Returning to chirpy's original post, the big difference between 'the past' (a big shapeless all-defining thing?) and today is that people were at pains to maintain a front that conformed to certain principles. I'm not siding with that being right or wrong. But within that framework, women and men who were seen to have been promiscuous were denounced. The likes of Nell Gwynne were OK while their 'protector' was about, but Charles II knew she'd get very little change once he'd passed away.
Nowadays our all-controlling media positively applaud women and men who splurge every detail of their amorality, addictions and selfishness across the airways, while at the same time encouraging consumers to hate women in particular - but not solely women - for their actions.
But in essence this thread is a discussion of how we ought to behave, and who are the arbiters of that. As a society we are letting the media barons do this, so they constantly manufacture and destroy a parade of strumpets, trulls, dandies and macaronis (arcane words are seldom blocked), and we like fools buy their products and our children copy the apparently successful behaviour.

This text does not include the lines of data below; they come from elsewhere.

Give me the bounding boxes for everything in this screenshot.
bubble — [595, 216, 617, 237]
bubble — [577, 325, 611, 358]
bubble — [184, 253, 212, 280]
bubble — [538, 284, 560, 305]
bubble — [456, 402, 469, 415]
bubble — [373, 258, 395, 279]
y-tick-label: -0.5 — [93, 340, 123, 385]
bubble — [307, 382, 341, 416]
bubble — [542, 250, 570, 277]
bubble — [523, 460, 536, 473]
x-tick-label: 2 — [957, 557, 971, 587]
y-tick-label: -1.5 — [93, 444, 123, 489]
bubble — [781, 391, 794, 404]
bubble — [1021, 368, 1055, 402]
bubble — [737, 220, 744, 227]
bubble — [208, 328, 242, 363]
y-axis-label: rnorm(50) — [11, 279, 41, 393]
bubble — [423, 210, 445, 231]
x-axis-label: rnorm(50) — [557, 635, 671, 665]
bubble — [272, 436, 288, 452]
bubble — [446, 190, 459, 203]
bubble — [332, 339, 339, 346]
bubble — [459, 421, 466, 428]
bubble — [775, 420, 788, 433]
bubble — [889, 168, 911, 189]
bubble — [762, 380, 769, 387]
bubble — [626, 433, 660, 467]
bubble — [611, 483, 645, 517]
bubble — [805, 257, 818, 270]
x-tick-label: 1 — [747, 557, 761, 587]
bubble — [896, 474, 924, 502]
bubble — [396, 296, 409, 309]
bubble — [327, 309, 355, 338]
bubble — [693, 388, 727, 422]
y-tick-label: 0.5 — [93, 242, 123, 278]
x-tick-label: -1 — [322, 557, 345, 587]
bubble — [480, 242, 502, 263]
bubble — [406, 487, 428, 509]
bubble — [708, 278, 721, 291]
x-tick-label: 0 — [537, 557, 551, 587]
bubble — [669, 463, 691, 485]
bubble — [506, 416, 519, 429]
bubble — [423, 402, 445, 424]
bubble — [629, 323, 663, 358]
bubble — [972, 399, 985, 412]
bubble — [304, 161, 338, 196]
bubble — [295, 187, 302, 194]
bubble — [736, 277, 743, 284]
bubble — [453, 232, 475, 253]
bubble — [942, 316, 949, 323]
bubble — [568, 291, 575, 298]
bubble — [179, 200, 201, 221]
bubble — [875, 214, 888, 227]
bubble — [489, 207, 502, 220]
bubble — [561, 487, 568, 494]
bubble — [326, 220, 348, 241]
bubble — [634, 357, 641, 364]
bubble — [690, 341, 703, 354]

The filthy talk indulged in by the Housemates as described by chirpy went on and was well exceeded in the stews and bordellos of the past - but it was not paraded before the public and you had to go to it to get it if you wanted it.
And as I pointed out earlier, now we have a pair of adulterers as heirs to the throne and we are trained to ignore the betrayal they conspired in to get what they wanted.
It is very sad to think that the outcome of the long struggle for women's equality has been the normalising of behaviour that may make one woman rich and 'respectable', or another woman rich and notorious, but makes most women into commodities.